"MAGA: MAssive Genre-Audience Reformulation to Pretraining Corpus Expansion"
Below podcast on this paper is generated with Google's Illuminate.
https://arxiv.org/abs/2502.04235
The challenge for LLMs is the increasing scarcity of high-quality data needed for pre-training, hindering further model scaling. This paper introduces MAGA, a method to create more pre-training data by reformulating existing text into diverse versions.
This paper proposes MAGA reformulation. It synthesizes new pre-training data from existing text by adapting it to different genres and audiences. This approach aims to expand datasets efficiently and maintain data quality.
-----
📌 MAGA uses genre and audience conditioning. This allows targeted data augmentation. It moves beyond simple rephrasing. This method creates diverse and contextually relevant pre-training data efficiently.
📌 The two-stage approach of MAGA is efficient. Genre-audience generation first, then reformulation. This decomposes complex data synthesis. It uses smaller models effectively, reducing computational overhead.
📌 Limited Consistency in MAGA balances variation and fidelity. This is crucial for synthetic data quality. It avoids collapse while enabling meaningful content adaptation for pre-training.
----------
Methods Explored in this Paper 🔧:
→ MAGA, or MAssive Genre-Audience Reformulation, is a two-stage process to expand pre-training corpus.
→ It starts with Genre-Audience pair generation using a small LLM. For each document, five pairs of genre and audience are created.
→ In the second stage, another small LLM reformulates the original document into five new documents based on the generated genre-audience pairs. This expands the corpus while maintaining contextual diversity.
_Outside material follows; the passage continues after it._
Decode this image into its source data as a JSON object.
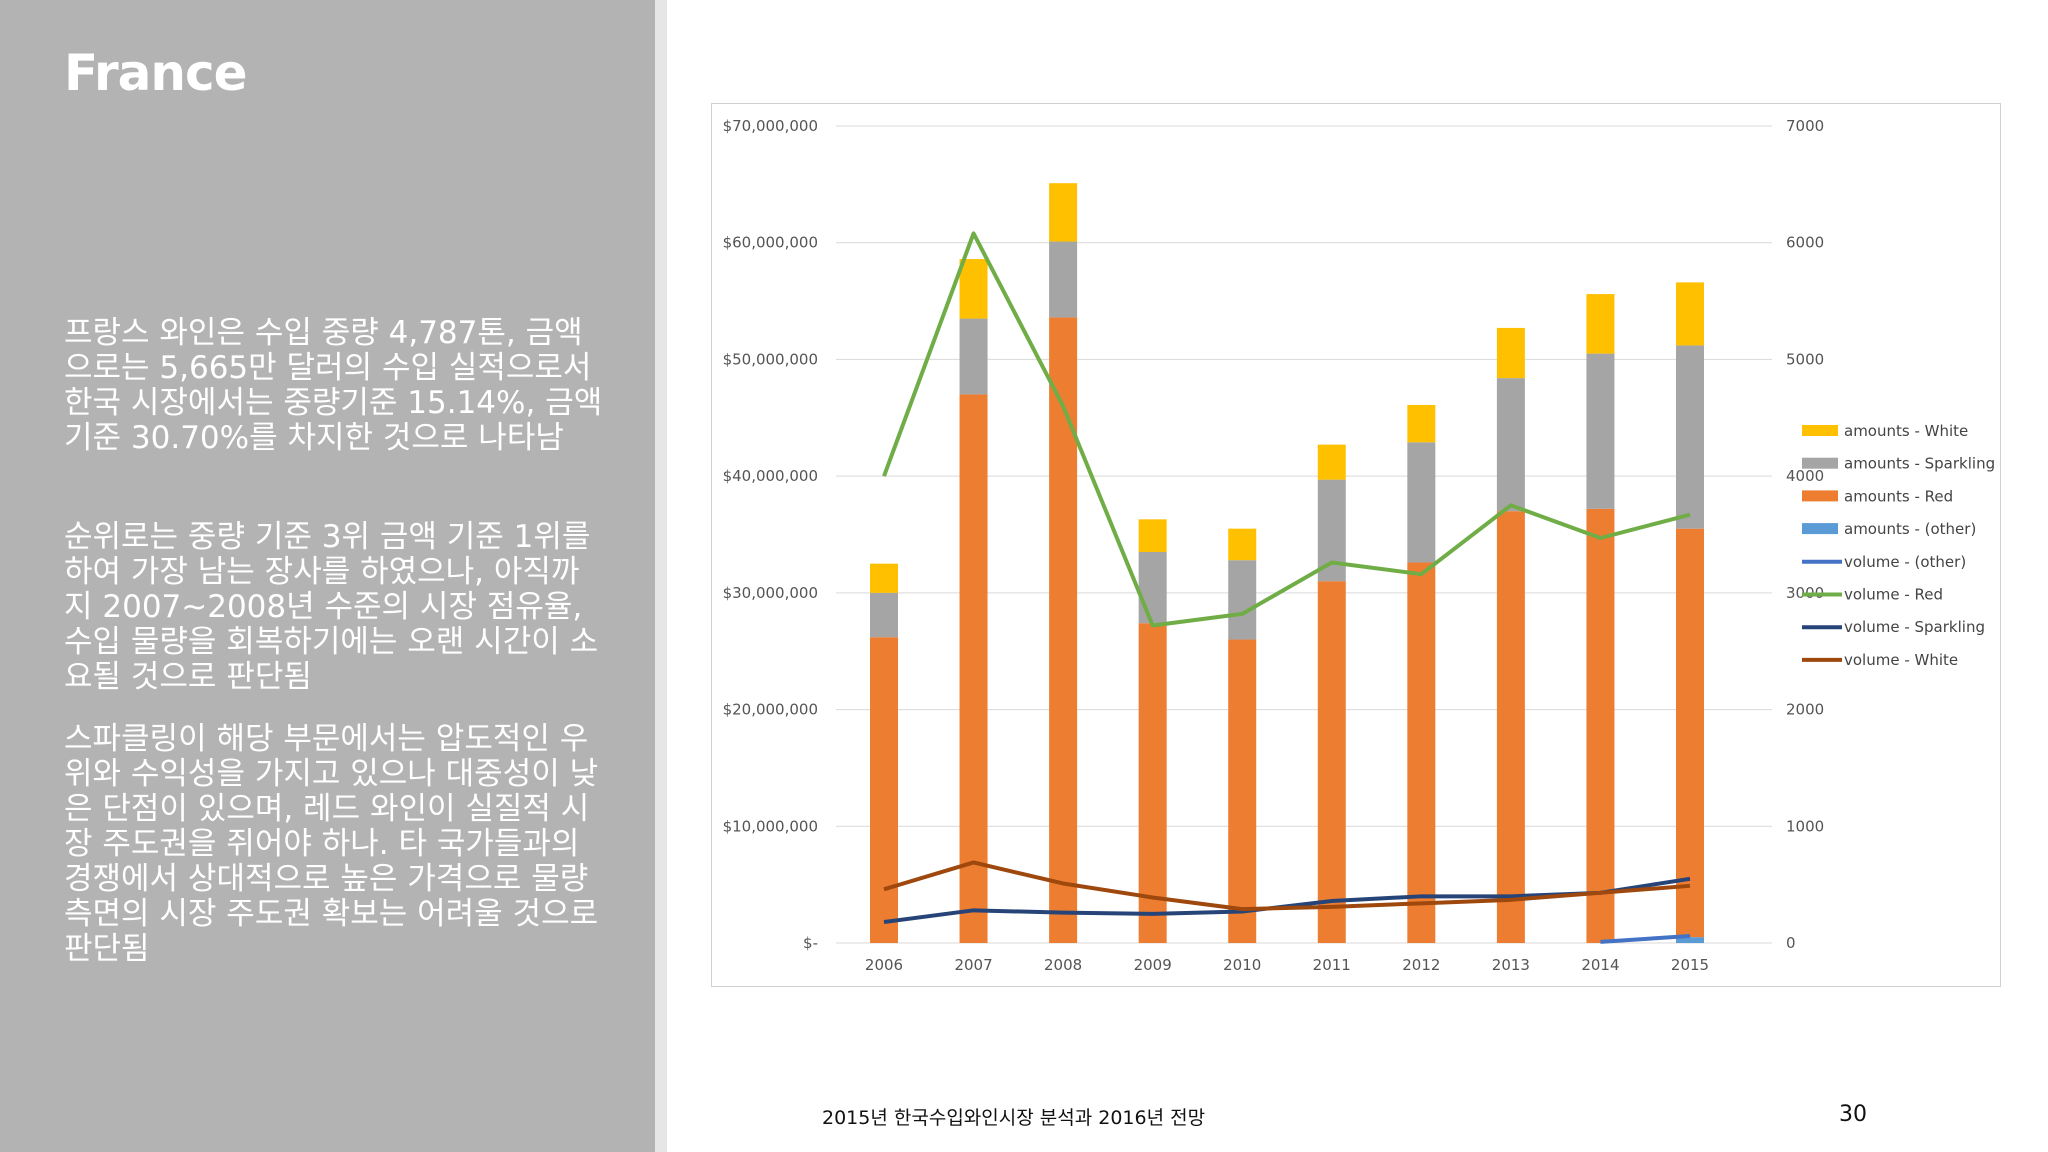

→ The reformulated text quality is controlled by "Limited Consistency", balancing variation and information preservation. A score is assigned to measure how well the reformulated text retains information from the original text, while allowing stylistic changes.
→ Task-specific tool models, quantized to W8A8 for efficiency, are used for both genre-audience pair generation and document reformulation.
→ A final cleaning stage filters out high-frequency boilerplate text and documents with low keyword coverage.
-----
Key Insights 💡:
→ MAGA effectively expands pre-training datasets by 3.9 times while maintaining diversity. It generates a 770 billion token MAGACorpus from an initial 195 billion token corpus.
→ Models pre-trained with MAGACorpus show consistent performance improvements across various model sizes (134M to 13B parameters) compared to models trained on the original corpus alone.
→ Synthetic data expansion via MAGA scales more effectively with increasing model size than simply repeating or upsampling existing data.
→ Validation loss may not be a reliable indicator of model collapse when using synthetic data. Increased validation loss with MAGACorpus does not necessarily imply performance degradation and might reflect a shift in learning strategy towards generalizable patterns.
-----
Results 📊:
→ MAGA-Mix models outperform baseline models by +0.26, +0.95, and +2.15 average score points for 134M, 377M, and 1.7B parameter models respectively on benchmarks.
→ MAGA-Mix achieves substantial gains in TriviaQA (+2.03, +6.99, +15.47) and GSM8K (+0.15, +0.22, +6.06) benchmarks for 134M, 377M, and 1.7B parameter models respectively.
→ In scaling experiments up to 13B parameters, MAGA expansion demonstrates superior scaling characteristics, with performance gains amplifying with increasing model scale (+1.46, +2.67, +3.59, +3.73) compared to upsampling (+0.89, +1.53, +1.23, +1.41).